Light is everything. Recognizing the gift and knowing how to react makes extraordinary pictures of ordinary subjects.

Australian LightThe quality of light on the continent of Australia is a real and worthy subject. The land mass is the size of the continental United States, but populated by only 20 million people, mostly settled in five main cities around the coast. That leaves vast areas of Australia without industry or pollution. The nearest continent is pristine Antarctica. The sunset image on the opening pages of this article is taken from a vantage point looking out on the Indian Ocean and the next land that the sun will touch is East Africa thousands of miles away. The result is a clarity of light that's extraordinary, perhaps something that Americans experienced years ago. When a friend and notable photographer, Bob Krist, first spoke to me about Singh-Ray Color Intensifier filters, I remarked that I wasn't sure I could use them with the intensity of Australian light and the red earth without committing overkill. It's gratifying when nature doesn't need enhancement and the only photographic challenge is to shape your subject into a picture; when all you need is an acutely resolving lens and an artistic vision.

Sundown Down Under

Surfers like Todd Burrows were the first to bring the waves of Margaret River to world attention and, subsequently, a free-spirited alternative culture dominated the area until the region was discovered to be suitable for growing wine grapes in the late '60s. Today, thanks to the counterculture heritage, local people are concerned about conservation and preservation. For my Margaret River book, I teamed with a photographer friend, and one evening we stood on the beach looking out at this developing sunset south of Perth in Western Australia. As a photographer, people expect you to get excited about sunsets as a matter of course. To me, a sunset is a sunset, something to be enjoyed for its own sake, but not picture-worthy unless you do something extraordinary with it—or unless you're with another photographer and there's a bit of competition. While my friend worked on a panoramic view, I elected to get right down to the water, found a couple of rocks for a foreground, stuck my tripod legs in the water and waited for the right moment.
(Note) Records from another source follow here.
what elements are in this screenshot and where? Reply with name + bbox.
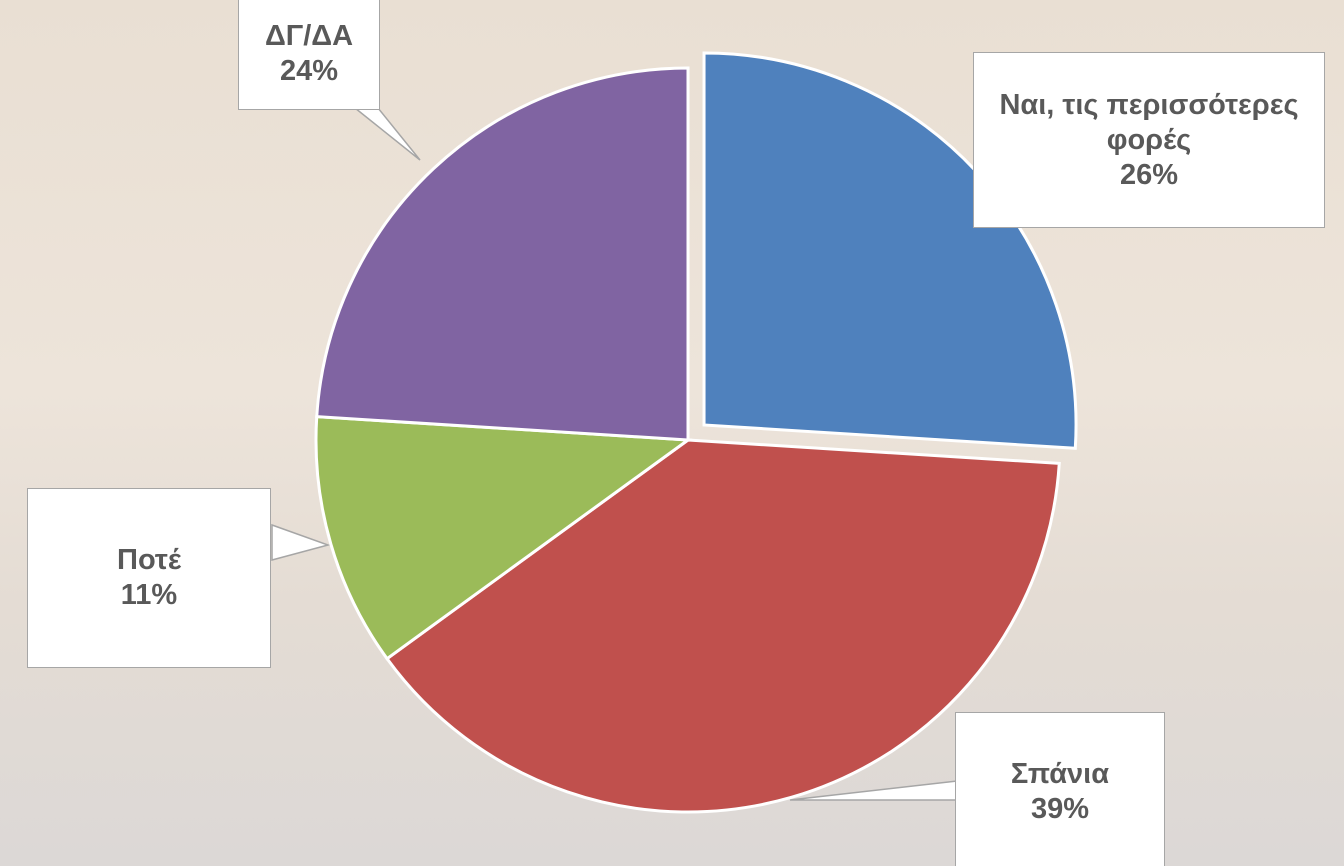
- category-label: Σπάνια: [1011, 757, 1109, 792]
- value-label: 39%: [1031, 792, 1089, 827]
- value-label: 26%: [1120, 158, 1178, 193]
- category-label: ΔΓ/ΔΑ: [265, 19, 353, 54]
- category-label: Ναι, τις περισσότερες φορές: [988, 88, 1310, 158]
- value-label: 11%: [121, 578, 177, 613]
- pie-slice: [317, 68, 688, 440]
- category-label: Ποτέ: [117, 543, 181, 578]
- value-label: 24%: [280, 54, 338, 89]
- chart-page: Ναι, τις περισσότερες φορές26% Σπάνια39% Π…: [0, 0, 1344, 866]
- callout-pointer: [355, 108, 420, 160]
- callout-pointer: [272, 525, 328, 560]
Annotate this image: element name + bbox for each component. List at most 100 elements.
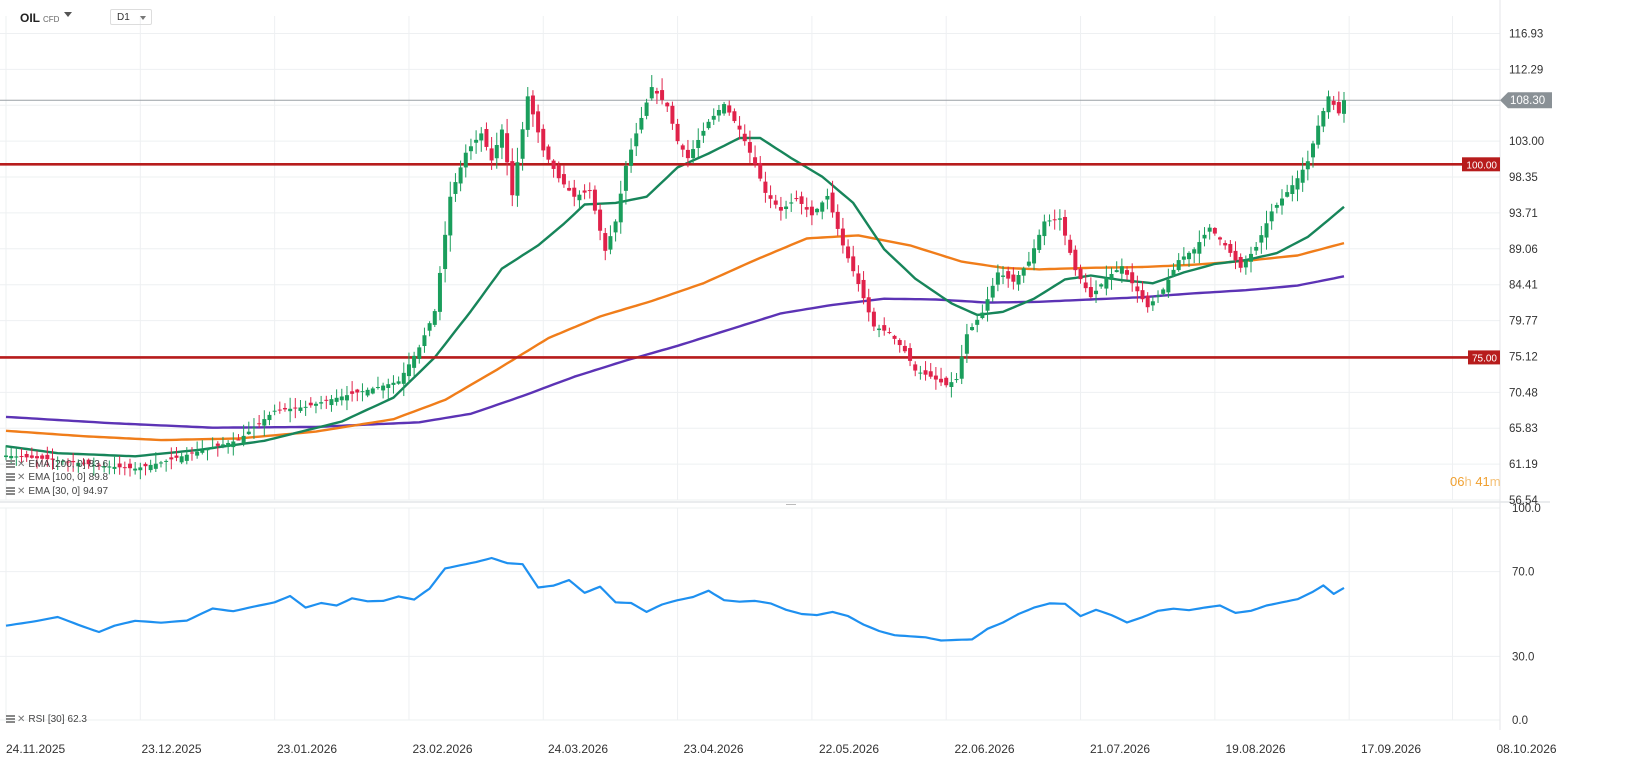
candle[interactable] (556, 161, 561, 183)
candle[interactable] (34, 450, 39, 469)
candle[interactable] (1202, 227, 1207, 247)
candle[interactable] (1223, 240, 1228, 250)
candle[interactable] (370, 386, 375, 395)
candle[interactable] (1254, 241, 1259, 256)
candle[interactable] (1047, 214, 1052, 227)
candle[interactable] (112, 456, 117, 475)
candle[interactable] (91, 457, 96, 476)
candle[interactable] (1233, 241, 1238, 270)
close-icon[interactable]: ✕ (17, 472, 26, 483)
candle[interactable] (794, 190, 799, 202)
candle[interactable] (448, 181, 453, 252)
candle[interactable] (975, 313, 980, 333)
candle[interactable] (1326, 90, 1331, 119)
candle[interactable] (675, 118, 680, 145)
candle[interactable] (608, 225, 613, 255)
candle[interactable] (649, 75, 654, 101)
candle[interactable] (1290, 175, 1295, 202)
candle[interactable] (189, 447, 194, 461)
candle[interactable] (437, 266, 442, 321)
candle[interactable] (479, 127, 484, 152)
candle[interactable] (1125, 266, 1130, 280)
chevron-down-icon[interactable] (140, 16, 146, 20)
candle[interactable] (427, 321, 432, 337)
candle[interactable] (639, 106, 644, 134)
candle[interactable] (835, 204, 840, 236)
candle[interactable] (344, 386, 349, 411)
candle[interactable] (530, 90, 535, 127)
candle[interactable] (313, 401, 318, 414)
candle[interactable] (809, 200, 814, 226)
candle[interactable] (1280, 189, 1285, 215)
candle[interactable] (1176, 253, 1181, 272)
candle[interactable] (71, 452, 76, 472)
candle[interactable] (1336, 91, 1341, 116)
candle[interactable] (241, 424, 246, 447)
candle[interactable] (918, 365, 923, 380)
candle[interactable] (1104, 265, 1109, 296)
candle[interactable] (561, 164, 566, 188)
candle[interactable] (1305, 150, 1310, 181)
candle[interactable] (303, 400, 308, 416)
candle[interactable] (1249, 246, 1254, 273)
candle[interactable] (1243, 255, 1248, 275)
symbol-selector[interactable]: OIL CFD (20, 11, 59, 25)
candle[interactable] (422, 327, 427, 353)
candle[interactable] (572, 179, 577, 207)
candle[interactable] (1088, 277, 1093, 299)
candle[interactable] (231, 432, 236, 456)
candle[interactable] (778, 196, 783, 221)
candle[interactable] (1140, 280, 1145, 303)
candle[interactable] (4, 445, 8, 461)
candle[interactable] (360, 383, 365, 402)
candle[interactable] (288, 397, 293, 423)
candle[interactable] (933, 367, 938, 390)
candle[interactable] (1042, 214, 1047, 246)
candle[interactable] (825, 188, 830, 210)
symbol-name[interactable]: OIL (20, 11, 40, 25)
candle[interactable] (122, 461, 127, 476)
candle[interactable] (1037, 229, 1042, 253)
candle[interactable] (1011, 267, 1016, 290)
candle[interactable] (882, 317, 887, 336)
candle[interactable] (484, 122, 489, 151)
candle[interactable] (887, 327, 892, 335)
candle[interactable] (582, 184, 587, 200)
candle[interactable] (815, 207, 820, 216)
candle[interactable] (102, 461, 107, 473)
candle[interactable] (117, 456, 122, 475)
candle[interactable] (1016, 270, 1021, 291)
candle[interactable] (391, 375, 396, 394)
candle[interactable] (246, 421, 251, 435)
candle[interactable] (220, 436, 225, 449)
candle[interactable] (1166, 268, 1171, 298)
candle[interactable] (1145, 292, 1150, 313)
candle[interactable] (587, 182, 592, 199)
candle[interactable] (375, 376, 380, 390)
candle[interactable] (406, 352, 411, 384)
candle[interactable] (784, 200, 789, 219)
candle[interactable] (685, 139, 690, 168)
candle[interactable] (210, 437, 215, 449)
candle[interactable] (174, 447, 179, 462)
candle[interactable] (308, 397, 313, 408)
candle[interactable] (267, 411, 272, 426)
candle[interactable] (716, 104, 721, 122)
candle[interactable] (1001, 266, 1006, 285)
candle[interactable] (164, 459, 169, 472)
candle[interactable] (546, 144, 551, 164)
candle[interactable] (499, 124, 504, 160)
candle[interactable] (954, 372, 959, 383)
candle[interactable] (980, 304, 985, 320)
candle[interactable] (81, 458, 86, 466)
candle[interactable] (1259, 225, 1264, 254)
close-icon[interactable]: ✕ (17, 486, 26, 497)
candle[interactable] (1109, 267, 1114, 290)
candle[interactable] (959, 344, 964, 385)
candle[interactable] (319, 395, 324, 410)
candle[interactable] (727, 100, 732, 116)
candle[interactable] (742, 124, 747, 146)
candle[interactable] (629, 138, 634, 173)
candle[interactable] (696, 128, 701, 158)
candle[interactable] (510, 148, 515, 207)
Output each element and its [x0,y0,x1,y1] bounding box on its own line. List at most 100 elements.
A slow 1/15 sec. shutter speed recorded the motion of the waves while the low vantage point involved the action of the water rather than viewing it from afar. The composition and wide-angle distortion draws a connection between clouds and surf.

A River Runs Through It

Often, when you're photographing for a book project or a magazine assignment, or on your own vacation, there are ordinary locations that need to be included to complete the picture story, but don't easily lend themselves to extraordinary photographs. One such place is Warburton near Melbourne, where the Yarra River runs through the little town. I had passed through on several occasions, but an opportunity never presented itself until this day, when someone was burning leaves near a bridge crossing and a fisherman had waded into the river. Suddenly, I saw my picture. I say suddenly because although this photograph sits on a still page as an everlasting moment in time, my job was to react quickly. It was one of those instances when God served up a perfect opportunity and I was hurtling down the highway at 60 mph when I first saw it. As I stopped and ran to the bridge, I actually was nervous that the smoke would clear. I literally had maybe three minutes to make some spot-meter readings and expose the end of the roll before the fisherman left the river and the smoke cleared. As a professional, you must know how to get the exposure right. You can't bracket exposures in these fluid situations because you run the risk of an imperfect exposure coinciding with the perfect cast of the fisherman or the perfect rays penetrating the smoke.

Furthermore, when you fall upon an opportunity, you have to take it when you see it. Never count on tomorrow because it won't be there.